Becoming a Patrol Officer
This career, according to Dr. Miller, requires at least a bachelor’s degree in addition to completing the police academy. As a beat officer, you’ll need, at a minimum, a basic understand of statistics, writing skills sufficient to complete police reports and some understanding of criminal psychology to work with suspects, all of which are covered in bachelor’s degree.
As you advance in your career, especially if you aspire to a leadership position, a graduate degree becomes increasingly important. An advanced degree typically offers students the opportunity to specialize in one or two areas of criminal justice, such as sex crimes, juvenile justice or corrections and case management.
If, for example, you want to become a chief of police, consider the major duties of this job. Because the chief’s job requires leadership and management skills, many municipalities, especially in urban areas, look for candidates with a graduate degree in criminal justice. All other factors being considered equal, the candidate with a master’s degree will hold the advantage at decision time.
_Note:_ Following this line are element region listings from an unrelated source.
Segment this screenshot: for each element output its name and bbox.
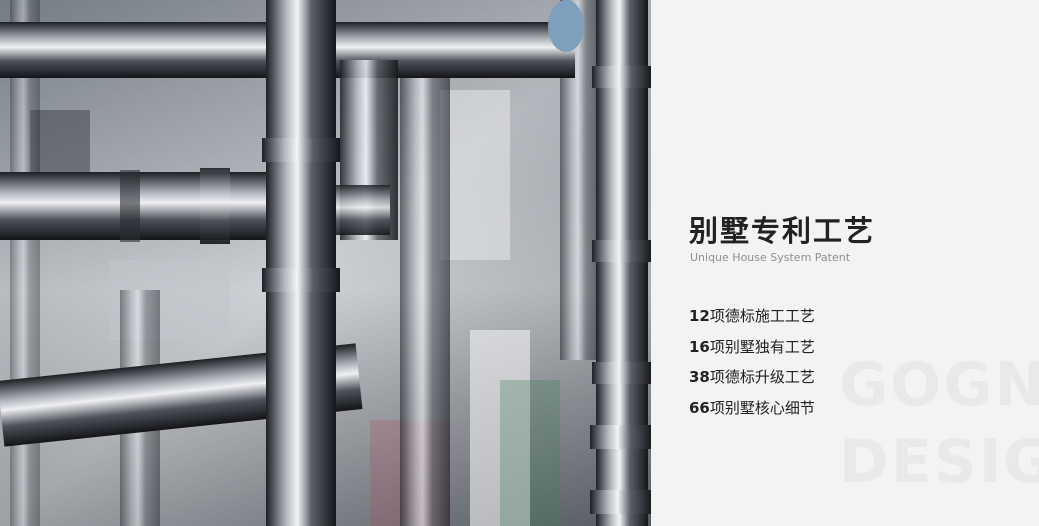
feature-item: 66项别墅核心细节 [689, 397, 815, 428]
feature-item: 16项别墅独有工艺 [689, 336, 815, 367]
watermark-line-1: GOGN [839, 350, 1039, 420]
feature-item: 38项德标升级工艺 [689, 366, 815, 397]
section-subtitle: Unique House System Patent [690, 251, 851, 264]
feature-count: 38 [689, 368, 710, 386]
section-title: 别墅专利工艺 [689, 214, 876, 248]
industrial-pipes-image [0, 0, 651, 526]
feature-count: 12 [689, 307, 710, 325]
feature-count: 66 [689, 398, 710, 417]
watermark-line-2: DESIGN [839, 427, 1039, 497]
feature-label: 项德标施工工艺 [709, 307, 815, 325]
pipes-illustration [0, 0, 651, 526]
feature-count: 16 [689, 337, 710, 356]
feature-item: 12项德标施工工艺 [689, 305, 815, 336]
feature-label: 项别墅独有工艺 [709, 337, 815, 356]
info-panel: GOGN DESIGN 别墅专利工艺 Unique House System P… [651, 0, 1039, 526]
feature-label: 项别墅核心细节 [709, 398, 815, 417]
feature-list: 12项德标施工工艺 16项别墅独有工艺 38项德标升级工艺 66项别墅核心细节 [689, 305, 815, 427]
feature-label: 项德标升级工艺 [709, 368, 815, 386]
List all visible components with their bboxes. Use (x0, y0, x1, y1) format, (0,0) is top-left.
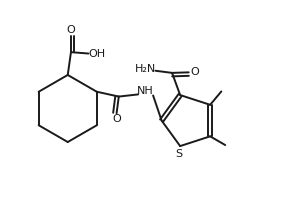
Text: H₂N: H₂N (135, 64, 156, 74)
Text: NH: NH (137, 86, 154, 96)
Text: O: O (112, 114, 121, 124)
Text: O: O (190, 67, 199, 77)
Text: OH: OH (89, 49, 106, 59)
Text: S: S (175, 149, 182, 159)
Text: O: O (67, 25, 75, 35)
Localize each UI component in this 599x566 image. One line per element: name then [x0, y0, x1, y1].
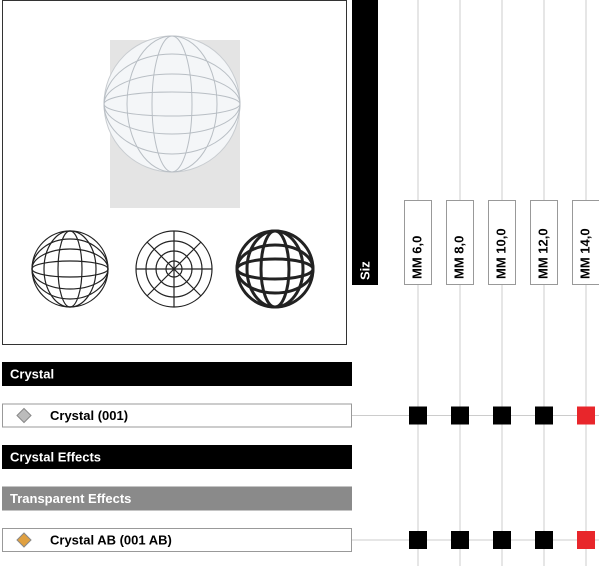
availability-cell — [409, 531, 427, 549]
section-header — [2, 445, 352, 469]
availability-cell — [409, 406, 427, 425]
section-label: Transparent Effects — [10, 491, 131, 506]
product-icon — [16, 407, 32, 424]
product-label: Crystal (001) — [50, 408, 128, 423]
size-label-box — [488, 200, 516, 285]
section-header — [2, 486, 352, 511]
product-row — [2, 528, 352, 552]
availability-cell — [493, 531, 511, 549]
product-label: Crystal AB (001 AB) — [50, 532, 172, 547]
size-label: MM 6,0 — [409, 236, 424, 279]
size-label: MM 10,0 — [493, 228, 508, 279]
availability-cell — [493, 406, 511, 425]
availability-cell — [535, 531, 553, 549]
availability-cell — [451, 406, 469, 425]
product-row — [2, 403, 352, 428]
size-label-box — [404, 200, 432, 285]
size-label-box — [572, 200, 599, 285]
size-header: Siz — [357, 261, 372, 280]
size-label-box — [446, 200, 474, 285]
availability-cell — [577, 406, 595, 425]
availability-cell — [535, 406, 553, 425]
size-header-bar — [352, 0, 378, 285]
section-label: Crystal — [10, 366, 54, 381]
size-label: MM 12,0 — [535, 228, 550, 279]
size-label-box — [530, 200, 558, 285]
section-label: Crystal Effects — [10, 449, 101, 464]
product-icon — [16, 532, 32, 548]
size-label: MM 8,0 — [451, 236, 466, 279]
availability-cell — [577, 531, 595, 549]
availability-cell — [451, 531, 469, 549]
size-label: MM 14,0 — [577, 228, 592, 279]
section-header — [2, 362, 352, 386]
product-image-panel — [2, 0, 347, 345]
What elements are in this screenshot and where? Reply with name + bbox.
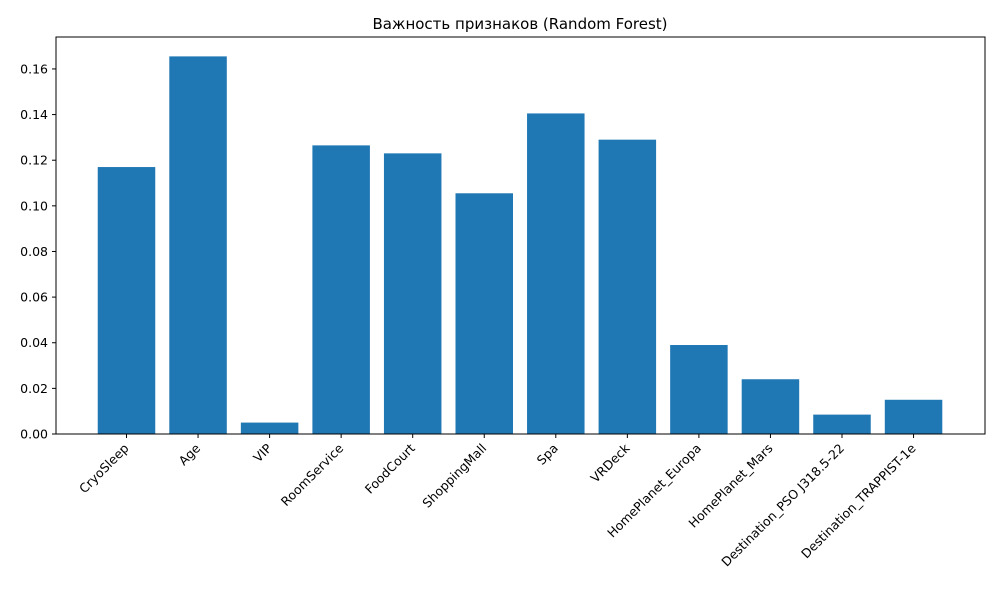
plot-frame: [55, 36, 986, 435]
bar-age: [169, 56, 227, 434]
y-tick-label: 0.10: [20, 198, 48, 213]
bar-shoppingmall: [455, 193, 513, 434]
y-axis: 0.00 0.02 0.04 0.06 0.08 0.10 0.12 0.14 0.16: [20, 61, 56, 442]
bar-destination-trappist-1e: [884, 399, 943, 434]
y-tick-label: 0.16: [20, 61, 48, 76]
bar-vip: [240, 422, 299, 434]
x-tick-label: Spa: [534, 441, 561, 468]
x-tick-label: Destination_PSO J318.5-22: [718, 441, 847, 570]
bar-roomservice: [312, 145, 370, 434]
chart-title: Важность признаков (Random Forest): [372, 15, 667, 33]
x-tick-label: RoomService: [278, 440, 347, 509]
y-tick-label: 0.06: [20, 290, 48, 305]
bar-spa: [527, 113, 585, 435]
x-tick-label: Destination_TRAPPIST-1e: [798, 440, 919, 561]
bar-homeplanet-mars: [741, 379, 800, 434]
y-tick-label: 0.02: [20, 381, 48, 396]
bar-vrdeck: [598, 139, 657, 435]
x-tick-label: VRDeck: [587, 440, 633, 486]
y-tick-label: 0.14: [20, 107, 48, 122]
x-tick-label: CryoSleep: [76, 440, 132, 496]
bar-foodcourt: [383, 153, 442, 435]
bar-cryosleep: [97, 167, 156, 435]
x-tick-label: Age: [175, 440, 203, 468]
bar-homeplanet-europa: [670, 345, 728, 434]
y-tick-label: 0.08: [20, 244, 48, 259]
x-axis: CryoSleep Age VIP RoomService FoodCourt Shopp…: [76, 434, 919, 569]
x-tick-label: ShoppingMall: [419, 441, 489, 511]
y-tick-label: 0.00: [20, 427, 48, 442]
bar-destination-pso-j318-5-22: [813, 414, 871, 434]
x-tick-label: FoodCourt: [362, 440, 418, 496]
bars-layer: [97, 56, 943, 435]
x-tick-label: VIP: [250, 440, 275, 465]
y-tick-label: 0.12: [20, 153, 48, 168]
y-tick-label: 0.04: [20, 335, 48, 350]
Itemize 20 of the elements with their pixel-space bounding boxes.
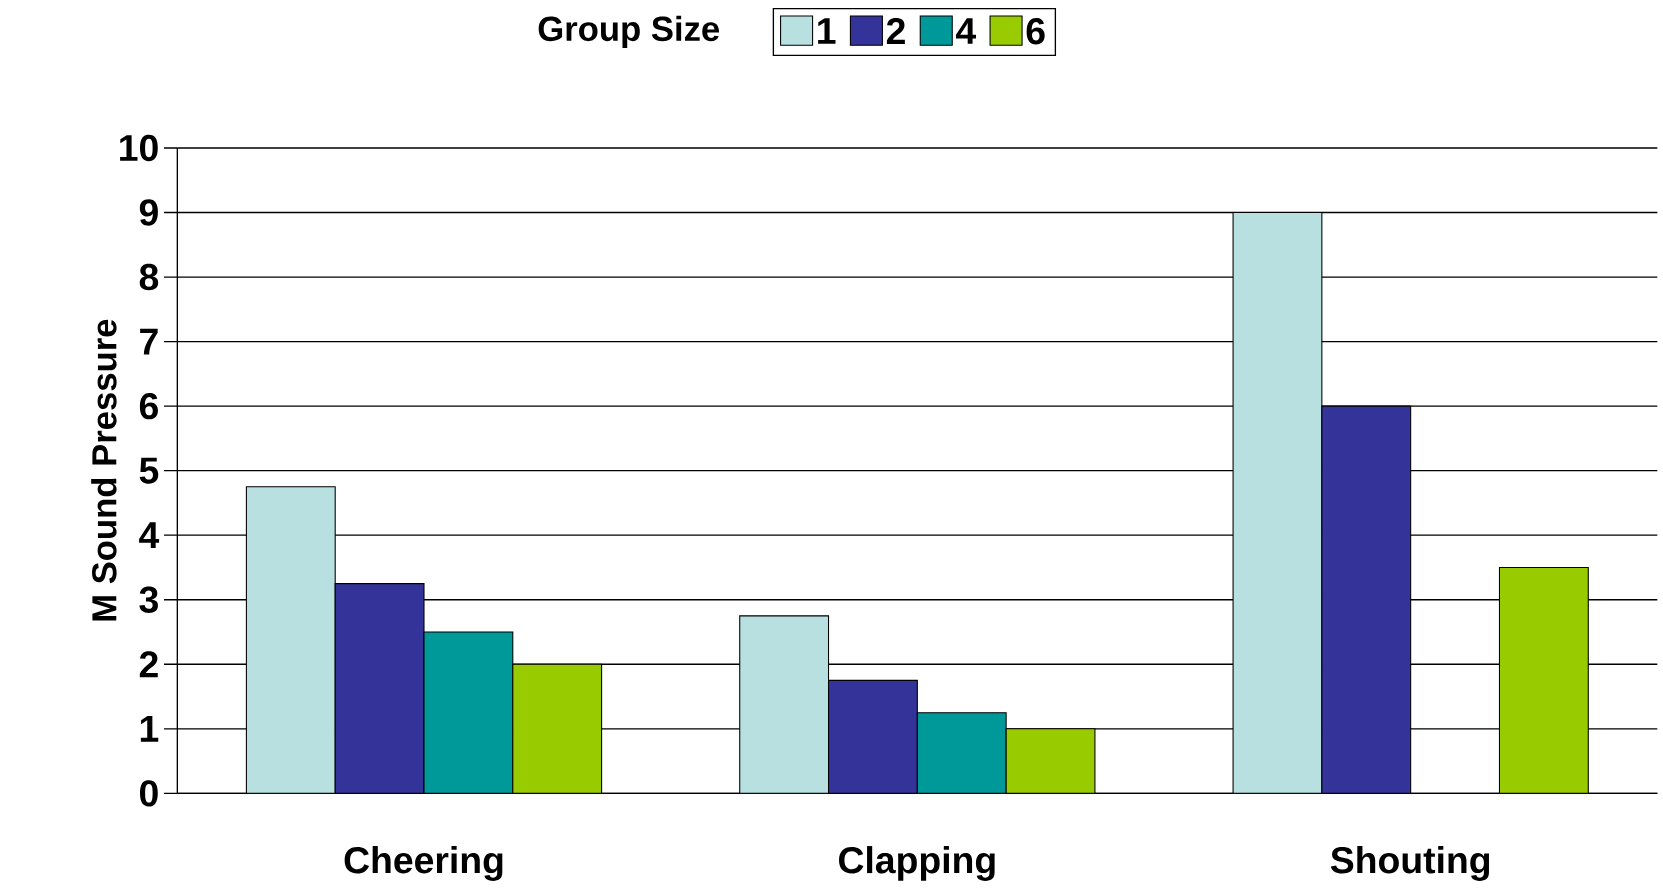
x-tick-label: Shouting <box>1330 846 1490 881</box>
legend-label: 1 <box>818 18 836 44</box>
y-tick-label: 0 <box>140 780 158 807</box>
y-axis-title: M Sound Pressure <box>91 319 117 621</box>
legend-label: 6 <box>1026 17 1045 45</box>
y-tick-label: 3 <box>139 586 158 613</box>
legend-label: 2 <box>886 17 905 45</box>
x-tick-label: Clapping <box>839 846 995 881</box>
y-tick-label: 7 <box>140 328 158 355</box>
y-tick-label: 4 <box>139 522 160 549</box>
x-tick-label: Cheering <box>344 846 503 881</box>
y-tick-label: 6 <box>139 392 158 420</box>
legend-label: 4 <box>956 18 976 44</box>
y-tick-label: 10 <box>120 134 158 162</box>
y-tick-label: 9 <box>139 199 158 226</box>
legend-title: Group Size <box>538 15 720 48</box>
y-tick-label: 1 <box>140 715 159 742</box>
y-tick-label: 2 <box>139 651 158 678</box>
y-tick-label: 5 <box>139 457 159 484</box>
y-tick-label: 8 <box>139 263 159 291</box>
To teach criminal justice at a college level, you’ll need a graduate degree, according to the website, Criminal Justice Career Hub. Because a major component of a college professor’s job is research, you’ll need to be well-versed on advanced statistical methods and research design, which is a major focus of a graduate degree.
Jobs Involving Public Policy
If your dream for a career in corrections involves writing, public interaction or advocacy, a graduate degree is a must. Graduate students learn how to conduct research, form persuasive arguments and present these arguments in a well-written yet understandable format.
Working for the FBI
Criminal profiling requires advanced knowledge of psychological principles, which are taught in a graduate program. Forensic scientists, who present profiling data in court, must be experts in their field and, as such, typically have a doctorate.
Making the Final Decision
Many individuals who have initially earned a bachelor’s degree in criminal justice work in the field for several years before deciding to return to school to earn their graduate degrees. Returning students find that studying advanced topics in criminal justice gives them the confidence and skills to become better at what they currently do, apply for advanced positions, and educate their peers or write about their experiences for the general public.